# Dog sitting our cousins dog



## NutroGeoff (May 15, 2013)

So my wife's cousin is off on vacation so we have been watching her malti-poo, Bella. She is pretty cute. She and Baxter have been running around playing all over the apartment and going crazy. Haha. It's pretty funny watching them play.


----------



## Shamrockmommy (Sep 10, 2009)

How fun! Nothing cuter than 2 dogs playing happily!


----------



## NutroGeoff (May 15, 2013)

Yeah its really cute. Haha.


----------



## doggiedad (Jan 23, 2011)

glad they're getting along. becareful, the dogs getting along will make you want a "2nd" dog. lol.


----------



## NutroGeoff (May 15, 2013)

Oh I've been wanting another for quite a while. The only thing stopping us is that we haven't found the one we have fallen in love with yet. Haha. Been thinking about getting my wife a puppy for Christmas. She told me she has baby fever and it's either a puppy or a baby. Haha.


----------



## naturalfeddogs (Jan 6, 2011)

How about both? You can surprise her with a puppy, and she can surprise you with a pregnancy! LOL!!! :bounce:


----------



## NutroGeoff (May 15, 2013)

Hahaha. That sounds like quite a deal there. It might get interesting in a small apartment though. Haha. That's one of the only reasons holding us back from both. Haha.


----------



## doggiedad (Jan 23, 2011)

a baby, a puppy, adult dog and 2 humans can fit in an apartment. go for it, a baby and a puppy.
think of all the great pics. i'm a good uncle.


----------



## NutroGeoff (May 15, 2013)

Hahaha.
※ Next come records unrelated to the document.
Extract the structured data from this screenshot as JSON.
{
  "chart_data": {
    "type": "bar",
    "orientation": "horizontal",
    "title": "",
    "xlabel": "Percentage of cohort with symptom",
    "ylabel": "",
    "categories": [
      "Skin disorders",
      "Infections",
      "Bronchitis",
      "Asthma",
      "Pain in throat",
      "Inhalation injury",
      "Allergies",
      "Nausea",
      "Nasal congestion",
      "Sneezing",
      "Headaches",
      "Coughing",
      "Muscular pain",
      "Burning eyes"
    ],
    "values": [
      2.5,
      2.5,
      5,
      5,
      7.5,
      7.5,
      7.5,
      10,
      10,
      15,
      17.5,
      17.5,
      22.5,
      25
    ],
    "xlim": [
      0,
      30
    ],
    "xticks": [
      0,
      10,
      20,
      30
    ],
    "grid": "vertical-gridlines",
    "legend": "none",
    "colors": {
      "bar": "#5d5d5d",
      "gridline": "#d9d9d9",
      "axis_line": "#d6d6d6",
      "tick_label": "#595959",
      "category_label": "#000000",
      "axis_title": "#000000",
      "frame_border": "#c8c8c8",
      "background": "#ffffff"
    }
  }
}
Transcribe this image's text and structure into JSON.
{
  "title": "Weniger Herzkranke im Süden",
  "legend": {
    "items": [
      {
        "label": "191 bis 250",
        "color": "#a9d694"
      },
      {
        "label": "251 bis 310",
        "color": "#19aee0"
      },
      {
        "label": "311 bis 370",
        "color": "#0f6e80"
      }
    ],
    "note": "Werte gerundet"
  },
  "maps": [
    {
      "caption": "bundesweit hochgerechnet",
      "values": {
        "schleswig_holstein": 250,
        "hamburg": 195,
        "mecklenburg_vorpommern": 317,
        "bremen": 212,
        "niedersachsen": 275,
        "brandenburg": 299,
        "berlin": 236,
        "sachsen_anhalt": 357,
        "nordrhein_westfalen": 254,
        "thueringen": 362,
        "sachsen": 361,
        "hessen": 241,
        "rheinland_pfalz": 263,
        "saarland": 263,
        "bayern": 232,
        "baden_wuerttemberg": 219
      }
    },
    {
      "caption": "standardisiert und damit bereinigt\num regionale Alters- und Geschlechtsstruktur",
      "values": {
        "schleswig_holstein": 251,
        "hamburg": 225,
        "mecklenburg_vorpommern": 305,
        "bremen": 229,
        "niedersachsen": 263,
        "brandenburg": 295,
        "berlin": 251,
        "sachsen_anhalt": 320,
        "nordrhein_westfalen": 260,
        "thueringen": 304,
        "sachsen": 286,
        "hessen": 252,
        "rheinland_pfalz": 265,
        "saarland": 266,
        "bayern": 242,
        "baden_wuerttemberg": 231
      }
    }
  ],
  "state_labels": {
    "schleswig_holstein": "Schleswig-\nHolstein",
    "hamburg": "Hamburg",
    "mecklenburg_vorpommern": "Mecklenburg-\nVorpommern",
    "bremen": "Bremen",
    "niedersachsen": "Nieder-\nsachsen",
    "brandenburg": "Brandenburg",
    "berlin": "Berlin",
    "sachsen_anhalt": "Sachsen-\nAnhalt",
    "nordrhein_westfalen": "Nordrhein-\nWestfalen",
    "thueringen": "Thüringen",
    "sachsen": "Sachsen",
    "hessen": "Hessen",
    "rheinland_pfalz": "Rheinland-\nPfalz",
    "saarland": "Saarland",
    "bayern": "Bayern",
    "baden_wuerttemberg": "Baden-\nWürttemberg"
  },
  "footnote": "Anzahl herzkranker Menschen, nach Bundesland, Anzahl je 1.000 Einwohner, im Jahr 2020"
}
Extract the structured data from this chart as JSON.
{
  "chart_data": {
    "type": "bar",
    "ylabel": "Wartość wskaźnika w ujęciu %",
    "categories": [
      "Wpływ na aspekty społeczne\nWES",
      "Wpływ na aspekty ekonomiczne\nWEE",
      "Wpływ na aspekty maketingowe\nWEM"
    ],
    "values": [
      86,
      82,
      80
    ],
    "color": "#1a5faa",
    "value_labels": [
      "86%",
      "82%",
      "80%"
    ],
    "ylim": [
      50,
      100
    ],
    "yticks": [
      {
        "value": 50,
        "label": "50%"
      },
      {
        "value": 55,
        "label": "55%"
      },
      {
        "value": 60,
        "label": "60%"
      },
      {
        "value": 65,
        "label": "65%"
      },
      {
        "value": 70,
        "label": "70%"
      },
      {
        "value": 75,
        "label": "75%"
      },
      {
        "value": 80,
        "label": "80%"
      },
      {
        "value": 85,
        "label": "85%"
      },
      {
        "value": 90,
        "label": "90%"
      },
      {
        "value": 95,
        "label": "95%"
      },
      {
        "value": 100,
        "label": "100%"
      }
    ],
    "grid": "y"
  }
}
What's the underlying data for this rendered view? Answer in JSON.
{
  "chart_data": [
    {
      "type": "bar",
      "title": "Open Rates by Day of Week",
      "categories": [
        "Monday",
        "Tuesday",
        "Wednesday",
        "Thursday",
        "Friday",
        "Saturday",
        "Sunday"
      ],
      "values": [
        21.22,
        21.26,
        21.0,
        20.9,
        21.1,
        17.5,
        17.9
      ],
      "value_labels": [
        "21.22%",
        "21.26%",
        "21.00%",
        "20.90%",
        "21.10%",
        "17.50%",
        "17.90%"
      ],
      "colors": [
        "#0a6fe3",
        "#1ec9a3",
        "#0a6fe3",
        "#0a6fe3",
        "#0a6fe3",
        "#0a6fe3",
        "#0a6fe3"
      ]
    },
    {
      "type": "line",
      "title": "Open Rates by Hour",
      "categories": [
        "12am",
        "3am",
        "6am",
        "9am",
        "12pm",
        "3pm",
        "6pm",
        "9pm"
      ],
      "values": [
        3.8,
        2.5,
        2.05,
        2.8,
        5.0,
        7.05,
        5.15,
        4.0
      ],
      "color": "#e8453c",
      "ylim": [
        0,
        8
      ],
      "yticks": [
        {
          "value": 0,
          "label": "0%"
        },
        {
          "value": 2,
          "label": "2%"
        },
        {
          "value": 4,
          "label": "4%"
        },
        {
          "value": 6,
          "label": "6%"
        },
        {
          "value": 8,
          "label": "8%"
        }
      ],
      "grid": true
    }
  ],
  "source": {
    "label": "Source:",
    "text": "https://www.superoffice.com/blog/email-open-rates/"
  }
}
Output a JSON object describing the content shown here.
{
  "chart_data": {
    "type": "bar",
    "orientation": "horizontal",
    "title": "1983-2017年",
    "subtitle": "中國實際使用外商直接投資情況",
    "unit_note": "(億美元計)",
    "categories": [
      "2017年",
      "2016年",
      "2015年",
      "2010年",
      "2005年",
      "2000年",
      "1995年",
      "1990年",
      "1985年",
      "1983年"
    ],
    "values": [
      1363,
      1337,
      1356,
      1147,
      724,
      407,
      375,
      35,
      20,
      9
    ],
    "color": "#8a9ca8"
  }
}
I'll talk to my wife and see what she thinks. Hahaha.


----------



## nfedyk (Jan 13, 2012)

I would love to see a picture of your cousin's dog. We have a maltipoo too.


----------



## NutroGeoff (May 15, 2013)

Awww she already went home. I would have taken pics while she was there but my cell phone has had issues with the camera and the gallery for quite a while and hasn't been working at all.


----------